I’d just like to point out that many of the things ID proponents say we can’t account for the origin of, we can in fact account for the origin of. There are actually accounts for the origin of the spliceosome, the flagellum, the nuclear pore complex and the nuclear envelope, and so on. Accounts that draw on well-established mechanisms of evolution (hint: it’s almost always some combination mutations and natural selection, perhaps with a bit of HGT from endosymbiont to host thrown in).
The problem here is how ID proponents respond when such accounts are actually given, which betray a fundamental misunderstanding about the nature of science and reasoning about the past. When we talk about what happened in history before anyone was around to observe and record it, the only thing we can do is inference to the best explanation. Meaning we draw from mechanisms we think we understand and have reason to believe were in operation in the past too, and use those and the data we have to piece together how X came into existence.

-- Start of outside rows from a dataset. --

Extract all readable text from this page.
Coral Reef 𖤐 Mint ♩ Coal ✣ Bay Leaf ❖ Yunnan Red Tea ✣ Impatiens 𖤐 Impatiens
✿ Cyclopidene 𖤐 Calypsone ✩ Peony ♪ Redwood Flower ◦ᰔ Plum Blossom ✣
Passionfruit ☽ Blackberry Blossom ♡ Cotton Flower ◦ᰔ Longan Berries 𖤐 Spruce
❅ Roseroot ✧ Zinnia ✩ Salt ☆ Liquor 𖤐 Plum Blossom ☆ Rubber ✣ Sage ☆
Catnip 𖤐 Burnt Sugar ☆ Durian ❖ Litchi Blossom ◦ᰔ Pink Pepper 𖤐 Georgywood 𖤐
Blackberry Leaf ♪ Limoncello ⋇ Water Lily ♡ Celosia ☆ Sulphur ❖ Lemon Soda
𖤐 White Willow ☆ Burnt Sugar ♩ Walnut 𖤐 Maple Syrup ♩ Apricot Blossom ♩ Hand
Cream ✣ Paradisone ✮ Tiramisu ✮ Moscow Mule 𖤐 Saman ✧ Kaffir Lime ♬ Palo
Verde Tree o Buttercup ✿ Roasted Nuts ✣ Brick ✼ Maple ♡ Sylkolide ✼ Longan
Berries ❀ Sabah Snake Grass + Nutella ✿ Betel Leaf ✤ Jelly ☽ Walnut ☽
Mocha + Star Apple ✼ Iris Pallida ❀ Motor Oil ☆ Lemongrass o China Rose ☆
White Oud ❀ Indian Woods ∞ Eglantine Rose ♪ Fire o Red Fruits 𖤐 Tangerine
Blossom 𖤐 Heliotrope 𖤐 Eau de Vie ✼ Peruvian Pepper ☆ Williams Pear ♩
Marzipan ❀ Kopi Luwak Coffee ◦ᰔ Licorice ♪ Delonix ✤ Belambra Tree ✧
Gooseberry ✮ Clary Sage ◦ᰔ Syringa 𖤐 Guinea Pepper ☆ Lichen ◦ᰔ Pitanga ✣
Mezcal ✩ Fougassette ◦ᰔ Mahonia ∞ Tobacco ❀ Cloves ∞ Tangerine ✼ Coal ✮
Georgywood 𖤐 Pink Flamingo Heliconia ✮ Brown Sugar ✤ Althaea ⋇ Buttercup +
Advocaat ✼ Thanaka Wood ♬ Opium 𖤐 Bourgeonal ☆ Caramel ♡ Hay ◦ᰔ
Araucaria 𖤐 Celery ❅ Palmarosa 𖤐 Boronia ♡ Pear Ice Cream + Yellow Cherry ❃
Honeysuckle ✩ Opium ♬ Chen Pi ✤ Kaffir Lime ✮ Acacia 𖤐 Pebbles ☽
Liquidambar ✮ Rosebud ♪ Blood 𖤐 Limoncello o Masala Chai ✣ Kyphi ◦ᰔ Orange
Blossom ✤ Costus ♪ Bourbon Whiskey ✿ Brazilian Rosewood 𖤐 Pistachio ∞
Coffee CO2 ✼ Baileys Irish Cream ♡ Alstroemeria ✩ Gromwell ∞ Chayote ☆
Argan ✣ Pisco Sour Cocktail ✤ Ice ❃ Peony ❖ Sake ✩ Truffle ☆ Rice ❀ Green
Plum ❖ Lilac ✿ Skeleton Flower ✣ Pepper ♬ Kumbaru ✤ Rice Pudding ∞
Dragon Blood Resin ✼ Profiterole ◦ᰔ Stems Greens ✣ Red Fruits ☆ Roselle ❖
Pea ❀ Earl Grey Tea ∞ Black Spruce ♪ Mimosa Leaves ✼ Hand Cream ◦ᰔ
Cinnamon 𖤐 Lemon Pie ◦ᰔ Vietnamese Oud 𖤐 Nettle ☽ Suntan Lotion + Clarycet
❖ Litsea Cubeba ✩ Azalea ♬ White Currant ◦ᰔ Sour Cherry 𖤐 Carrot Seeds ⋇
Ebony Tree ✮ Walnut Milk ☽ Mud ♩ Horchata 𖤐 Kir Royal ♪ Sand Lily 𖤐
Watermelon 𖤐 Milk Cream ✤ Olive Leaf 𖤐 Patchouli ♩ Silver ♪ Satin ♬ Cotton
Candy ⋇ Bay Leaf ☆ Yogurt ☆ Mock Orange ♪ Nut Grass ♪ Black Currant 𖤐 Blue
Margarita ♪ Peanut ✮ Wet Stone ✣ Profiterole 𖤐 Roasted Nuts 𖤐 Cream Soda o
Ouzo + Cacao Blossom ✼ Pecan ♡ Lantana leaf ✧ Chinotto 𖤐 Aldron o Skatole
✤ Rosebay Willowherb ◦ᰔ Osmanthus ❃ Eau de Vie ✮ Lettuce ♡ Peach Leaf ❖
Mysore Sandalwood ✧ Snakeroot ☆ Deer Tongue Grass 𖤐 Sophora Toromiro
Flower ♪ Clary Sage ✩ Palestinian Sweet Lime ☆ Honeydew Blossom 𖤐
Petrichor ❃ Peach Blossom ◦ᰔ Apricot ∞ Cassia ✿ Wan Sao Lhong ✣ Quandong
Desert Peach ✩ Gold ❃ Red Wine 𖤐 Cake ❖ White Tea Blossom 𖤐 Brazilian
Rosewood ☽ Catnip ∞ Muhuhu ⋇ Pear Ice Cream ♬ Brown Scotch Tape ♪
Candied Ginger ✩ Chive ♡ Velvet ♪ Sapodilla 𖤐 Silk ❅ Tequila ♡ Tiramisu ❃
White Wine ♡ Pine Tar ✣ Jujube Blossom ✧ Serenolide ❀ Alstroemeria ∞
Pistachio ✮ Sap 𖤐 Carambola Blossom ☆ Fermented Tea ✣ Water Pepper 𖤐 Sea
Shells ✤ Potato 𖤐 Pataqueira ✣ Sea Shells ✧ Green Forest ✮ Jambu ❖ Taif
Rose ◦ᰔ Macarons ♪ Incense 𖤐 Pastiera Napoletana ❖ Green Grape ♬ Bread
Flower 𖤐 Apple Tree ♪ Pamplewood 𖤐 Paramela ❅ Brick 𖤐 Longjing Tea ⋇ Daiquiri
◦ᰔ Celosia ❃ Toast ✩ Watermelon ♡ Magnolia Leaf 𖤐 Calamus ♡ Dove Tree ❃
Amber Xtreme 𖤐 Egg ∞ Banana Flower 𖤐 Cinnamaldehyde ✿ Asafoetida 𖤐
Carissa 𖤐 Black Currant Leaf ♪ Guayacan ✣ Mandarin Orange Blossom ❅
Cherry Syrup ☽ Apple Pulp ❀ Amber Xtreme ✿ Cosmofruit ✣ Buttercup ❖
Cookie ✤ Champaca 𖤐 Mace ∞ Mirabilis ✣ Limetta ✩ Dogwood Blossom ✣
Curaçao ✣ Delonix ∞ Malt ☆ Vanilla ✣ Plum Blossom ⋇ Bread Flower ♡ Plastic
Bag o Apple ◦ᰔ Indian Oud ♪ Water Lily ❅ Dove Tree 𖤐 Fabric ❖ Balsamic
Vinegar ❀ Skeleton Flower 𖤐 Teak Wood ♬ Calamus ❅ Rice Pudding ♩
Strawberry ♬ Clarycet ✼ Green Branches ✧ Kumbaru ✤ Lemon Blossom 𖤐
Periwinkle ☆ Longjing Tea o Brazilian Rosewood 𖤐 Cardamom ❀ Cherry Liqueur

And this is where it all goes wrong for IDcreationists. They’ll say we don’t have a detailed step-by-step account for the origin of X, and then when we provide that they call it a “just so story”, declare that the sequence of events described is so unlikely so as to be miraculous, and then they demand we prove that it really happened in history because, they say, it’s just “speculation” and we can’t “prove it happened like that”.
But what do they propose as an alternative? Design, as in the word and nothing else. No details, no reasoning, nothing. Their alternative amounts to uttering or typing the word ‘design’ into a browser window. And for them too the issue remains, that they’re attempting to account for events which happened in the past, and which they couldn’t ever hope to demonstrate in the way they demand it be demonstrated for evolution. So first and foremost they have a double standard.
They will accept and believe their own ad-hoc conjectures with literally zero explanatory power, while also being COMPLETELY unable to determine the probability of the things being designed, yet demand that biologists give Bayesian prior probability estimates for their proposed scenarios.
If those scenarios are actually provided, they will declare it unsubstantiated speculation dreamt up out of fear and hate of God and a “prior commitment to materialism” when scientists use established evolutionary mechanisms and comparative genetics to draw up a scenario for the evolutionary origin of X.
This whole thing is ridiculous. I could write a long post on the origin of the spliceosomal complex and the Prp8 protein, and draw on many lines of evidence and causal reasoning from mutation and natural selection for why it came to exist, grew to it’s current size and so on. But I can’t travel in time and prove that this is what really happened.
I have to bring up the Mt Everest analogy here again because there’s no in principle difference between how geologists versus biologists reason about the past. Scientists use well-understood causal forces/processes (plate tectonics, wind and erosion, gravity, thermal pressure, convection etc.) to explain how some extremely unlikely assemblage of atoms came into existence.
We call it the Mt Everest. We have no problem accepting that there is some extremely unlikely combination of how the wind blew, how convection took place deep in the Earth’s mantle, and how the crust was shaped by erosional forces, and the pressure of drifting colliding continents, that explains how we ended up with the incalculably unlikely arrangement we call the Mt Everest. Hundreds of millions of years ago.
We can’t travel back in time to see it happen again, we just can’t. We have to make that inference to the best explanation. For every single atom in the structure and it’s current position in the whole thing. How did this particular calcium atom come to rest in this position? How about that silicium atom a kilometer below it? Think of the world-history it had to go through to get to where it is. What explains it’s position? Why did it not end up one centimeter to the left? Four angströms more north? What would be the Bayesian prior probability of the explanation we would have to come up with to account for the entire mountain? And yet we understand that it was, in fact, made by blind dumb pressure propagating through rock. A superficial and ad-hoc answer that doesn’t really explain anything in much detail except to say “lots of rock was pushed together and some of it was pushed up”. And yet we’re fine with it. That does, in principle, explain all of it. And we can see how there is some explanation, at the atomic level, for why some atom ended up where it did even if we couldn’t ever hope to know.
But we move to biology and suddenly people’s heads explode. Though nothing has really changed here. The explanations are again inferences using causal forces and processes seen operating in the present. Mutations happen, carriers exhibit biased reproductive success due to the fitness effects of those mutations. The types of mutations have different molecular results. Some are duplications, others are point mutations, some are deletions etc. etc. We make an inference to the best explanation by drawing on these causal forces, combined with comparisons of the genomes of many organisms, to give the best explanation for the larger pattern of how genes are distributed in populations, and from this how some structure evolved.
But now people’s standards have changed. It’s biology, it’s about them and their own history and the myths and stories they were brought up with. Suddenly great^nth grand-dad far enough back was a non-human ape, or a fish, or something no more complex than slime mold, and that’s not a welcome thought. And so they’re suddenly demanding fatutous probability estimates and ultra complicated models just so they can call them “just so stories” and demand time-travel scenarios. You can’t create the flagellum again from scratch. No, I can’t. I also can’t re-create the Mt Everest again from scratch, but you were fine with that one.